Malaysian authorities wrongly identified the slain half-brother of North Korea’s leader as a South Korean national and first alerted Seoul’s embassy in Kuala Lumpur soon after his death, sources familiar with the incident say.
The police error did have a silver lining: it enabled Seoul to quickly inform Kuala Lumpur the dead man was probably Kim Jong-nam, half-brother to North Korean leader Kim Jong-un.
Kim was murdered on February 13, when Malaysian police say two women smeared super toxic VX nerve agent on his face at Kuala Lumpur International Airport.
After examining the victim’s passport, Malaysian authorities confused the Democratic People’s Republic of Korea, the formal name of North Korea, with the Republic of Korea, the official name of its estranged southern neighbour, the sources told Reuters.

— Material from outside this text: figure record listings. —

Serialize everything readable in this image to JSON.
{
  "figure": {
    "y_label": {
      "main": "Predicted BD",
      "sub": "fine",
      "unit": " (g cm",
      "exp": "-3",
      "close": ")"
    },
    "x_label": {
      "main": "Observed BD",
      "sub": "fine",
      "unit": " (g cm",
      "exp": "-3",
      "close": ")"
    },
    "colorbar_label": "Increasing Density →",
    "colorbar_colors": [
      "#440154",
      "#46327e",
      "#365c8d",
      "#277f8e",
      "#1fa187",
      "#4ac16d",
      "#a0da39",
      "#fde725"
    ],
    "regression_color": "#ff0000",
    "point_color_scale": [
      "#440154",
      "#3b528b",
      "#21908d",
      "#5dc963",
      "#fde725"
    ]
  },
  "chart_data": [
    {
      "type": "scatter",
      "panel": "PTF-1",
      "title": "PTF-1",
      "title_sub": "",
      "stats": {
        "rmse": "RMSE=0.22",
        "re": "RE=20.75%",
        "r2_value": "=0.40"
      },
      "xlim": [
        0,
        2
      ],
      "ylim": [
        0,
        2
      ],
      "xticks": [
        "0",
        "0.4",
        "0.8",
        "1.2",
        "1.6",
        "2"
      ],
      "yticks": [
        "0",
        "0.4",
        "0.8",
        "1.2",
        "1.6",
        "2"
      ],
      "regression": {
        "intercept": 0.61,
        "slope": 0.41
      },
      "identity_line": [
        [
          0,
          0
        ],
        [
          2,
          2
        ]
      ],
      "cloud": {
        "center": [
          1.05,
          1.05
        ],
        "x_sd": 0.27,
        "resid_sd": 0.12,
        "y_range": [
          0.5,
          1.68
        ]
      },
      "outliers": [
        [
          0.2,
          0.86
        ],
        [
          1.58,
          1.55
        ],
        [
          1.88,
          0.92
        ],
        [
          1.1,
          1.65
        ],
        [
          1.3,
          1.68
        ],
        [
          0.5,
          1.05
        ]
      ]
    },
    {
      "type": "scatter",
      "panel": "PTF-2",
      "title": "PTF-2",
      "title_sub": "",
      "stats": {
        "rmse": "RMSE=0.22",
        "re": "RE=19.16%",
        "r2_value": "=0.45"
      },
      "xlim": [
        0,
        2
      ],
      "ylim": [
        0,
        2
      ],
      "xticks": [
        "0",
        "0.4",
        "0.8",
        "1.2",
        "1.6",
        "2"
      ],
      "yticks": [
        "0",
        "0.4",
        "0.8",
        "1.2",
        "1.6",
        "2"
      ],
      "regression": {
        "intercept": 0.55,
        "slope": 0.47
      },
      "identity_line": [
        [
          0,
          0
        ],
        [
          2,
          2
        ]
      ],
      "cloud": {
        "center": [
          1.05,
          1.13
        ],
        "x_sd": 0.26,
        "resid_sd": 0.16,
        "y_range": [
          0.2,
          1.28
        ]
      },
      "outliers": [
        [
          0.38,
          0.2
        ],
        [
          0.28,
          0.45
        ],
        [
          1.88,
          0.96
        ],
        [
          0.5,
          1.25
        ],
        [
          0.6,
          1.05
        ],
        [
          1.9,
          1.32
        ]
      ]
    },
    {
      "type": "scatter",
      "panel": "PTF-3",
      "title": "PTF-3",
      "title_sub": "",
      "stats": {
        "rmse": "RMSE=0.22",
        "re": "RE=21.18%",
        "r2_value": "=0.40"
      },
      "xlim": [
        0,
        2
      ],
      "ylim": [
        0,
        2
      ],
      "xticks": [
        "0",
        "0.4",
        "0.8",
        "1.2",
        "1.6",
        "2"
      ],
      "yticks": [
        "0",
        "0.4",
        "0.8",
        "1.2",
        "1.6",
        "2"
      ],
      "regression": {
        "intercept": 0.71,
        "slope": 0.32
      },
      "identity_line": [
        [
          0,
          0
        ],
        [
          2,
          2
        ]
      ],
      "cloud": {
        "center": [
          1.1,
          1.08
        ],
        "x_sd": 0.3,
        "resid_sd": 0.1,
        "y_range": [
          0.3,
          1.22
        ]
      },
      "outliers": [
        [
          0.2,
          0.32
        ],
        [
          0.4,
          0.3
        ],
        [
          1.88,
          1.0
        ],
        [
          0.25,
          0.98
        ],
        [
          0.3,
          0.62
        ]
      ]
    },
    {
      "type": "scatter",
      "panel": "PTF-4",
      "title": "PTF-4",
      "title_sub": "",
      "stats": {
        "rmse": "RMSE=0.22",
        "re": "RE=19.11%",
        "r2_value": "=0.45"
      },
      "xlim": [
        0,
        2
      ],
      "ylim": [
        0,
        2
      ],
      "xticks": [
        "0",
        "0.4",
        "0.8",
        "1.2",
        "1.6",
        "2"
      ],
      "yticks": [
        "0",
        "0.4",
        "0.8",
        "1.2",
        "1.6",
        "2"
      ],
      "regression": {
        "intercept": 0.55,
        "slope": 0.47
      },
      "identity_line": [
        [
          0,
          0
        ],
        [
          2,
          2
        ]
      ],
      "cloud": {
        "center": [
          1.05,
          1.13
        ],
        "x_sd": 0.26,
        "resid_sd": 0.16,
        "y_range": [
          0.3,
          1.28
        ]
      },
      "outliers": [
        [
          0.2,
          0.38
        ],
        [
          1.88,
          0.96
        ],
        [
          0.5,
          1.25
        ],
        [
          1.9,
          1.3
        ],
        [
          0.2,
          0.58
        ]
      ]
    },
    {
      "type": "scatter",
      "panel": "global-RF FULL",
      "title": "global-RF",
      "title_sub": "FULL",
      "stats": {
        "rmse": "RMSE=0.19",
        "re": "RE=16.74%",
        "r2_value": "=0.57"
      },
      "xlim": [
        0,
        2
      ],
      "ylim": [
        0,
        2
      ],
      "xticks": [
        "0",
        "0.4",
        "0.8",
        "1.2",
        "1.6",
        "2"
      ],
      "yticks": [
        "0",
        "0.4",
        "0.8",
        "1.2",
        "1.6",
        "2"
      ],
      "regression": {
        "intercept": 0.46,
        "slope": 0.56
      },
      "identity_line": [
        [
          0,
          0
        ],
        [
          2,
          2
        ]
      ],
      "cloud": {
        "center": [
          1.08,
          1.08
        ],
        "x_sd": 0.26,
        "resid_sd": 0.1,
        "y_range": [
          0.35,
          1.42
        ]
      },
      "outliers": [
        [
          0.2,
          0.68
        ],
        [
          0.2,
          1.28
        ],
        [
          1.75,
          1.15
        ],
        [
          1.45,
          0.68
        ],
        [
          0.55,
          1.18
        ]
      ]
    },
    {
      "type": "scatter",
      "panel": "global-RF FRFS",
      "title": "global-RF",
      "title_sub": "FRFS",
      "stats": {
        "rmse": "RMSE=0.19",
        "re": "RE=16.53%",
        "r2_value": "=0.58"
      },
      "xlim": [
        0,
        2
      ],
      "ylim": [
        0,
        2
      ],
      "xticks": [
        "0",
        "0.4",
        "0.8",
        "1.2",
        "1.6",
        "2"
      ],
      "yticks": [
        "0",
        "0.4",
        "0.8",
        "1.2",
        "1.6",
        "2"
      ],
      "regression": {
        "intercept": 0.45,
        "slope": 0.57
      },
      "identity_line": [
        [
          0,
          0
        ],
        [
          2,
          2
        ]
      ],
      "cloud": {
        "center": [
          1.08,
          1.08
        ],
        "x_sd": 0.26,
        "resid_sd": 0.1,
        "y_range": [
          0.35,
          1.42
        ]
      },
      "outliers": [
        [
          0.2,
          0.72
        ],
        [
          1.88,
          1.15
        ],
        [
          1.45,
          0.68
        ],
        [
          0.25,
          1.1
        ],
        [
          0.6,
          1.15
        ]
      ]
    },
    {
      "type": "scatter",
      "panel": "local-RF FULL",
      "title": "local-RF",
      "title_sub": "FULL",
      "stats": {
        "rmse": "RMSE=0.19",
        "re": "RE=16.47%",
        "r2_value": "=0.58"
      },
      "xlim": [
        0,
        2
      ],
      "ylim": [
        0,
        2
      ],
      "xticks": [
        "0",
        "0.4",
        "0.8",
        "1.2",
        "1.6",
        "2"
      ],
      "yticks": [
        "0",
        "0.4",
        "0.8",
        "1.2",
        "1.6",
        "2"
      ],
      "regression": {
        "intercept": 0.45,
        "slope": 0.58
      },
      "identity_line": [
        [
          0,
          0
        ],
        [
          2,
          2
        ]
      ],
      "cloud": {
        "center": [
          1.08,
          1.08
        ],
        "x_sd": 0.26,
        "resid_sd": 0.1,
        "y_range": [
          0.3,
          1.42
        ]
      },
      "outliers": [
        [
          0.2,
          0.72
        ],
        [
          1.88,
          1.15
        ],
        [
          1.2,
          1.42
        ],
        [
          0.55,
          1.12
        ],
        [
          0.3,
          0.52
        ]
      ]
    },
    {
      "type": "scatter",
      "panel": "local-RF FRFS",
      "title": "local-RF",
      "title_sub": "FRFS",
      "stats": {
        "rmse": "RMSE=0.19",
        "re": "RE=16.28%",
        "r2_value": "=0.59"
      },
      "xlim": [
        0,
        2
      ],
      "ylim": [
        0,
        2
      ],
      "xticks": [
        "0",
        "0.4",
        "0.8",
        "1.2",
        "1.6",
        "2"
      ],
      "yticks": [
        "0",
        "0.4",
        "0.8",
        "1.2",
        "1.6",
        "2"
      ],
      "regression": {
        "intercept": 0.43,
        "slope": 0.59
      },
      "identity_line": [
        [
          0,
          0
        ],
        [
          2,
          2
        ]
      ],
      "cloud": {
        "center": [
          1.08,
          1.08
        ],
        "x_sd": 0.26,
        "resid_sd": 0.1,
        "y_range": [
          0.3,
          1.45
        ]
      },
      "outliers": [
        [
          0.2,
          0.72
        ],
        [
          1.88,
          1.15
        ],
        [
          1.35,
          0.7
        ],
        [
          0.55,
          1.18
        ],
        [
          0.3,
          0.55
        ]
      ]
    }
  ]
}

Malaysian authorities contacted the South Korean embassy, sending along copies of documents found on Kim’s body.
After the mix-up was realised, North Korea’s diplomatic mission in Kuala Lumpur was informed on the day of the murder, the sources said.
Malaysian police did not respond to requests for comment.
The confusion over Kim’s nationality also explains why it was the South Korean media that initially broke the news.
Within 24 hours of his death, South Korea’s National Intelligence Service had briefed lawmakers in Seoul that Kim Jong-nam was believed dead.
It then was leaked to the South Korean media.
Hours after the news emerged in South Korea, Malaysian police confirmed a North Korean man had died at the airport, without disclosing his identity.
South Korean and US intelligence sources say North Korea masterminded the attack, which Pyongyang denies.
The North Koreans might never have acknowledged the slain man to be Kim Jong-un’s half-brother if Malaysian police had sent his passport to their mission in Seoul instead of the South Korean embassy.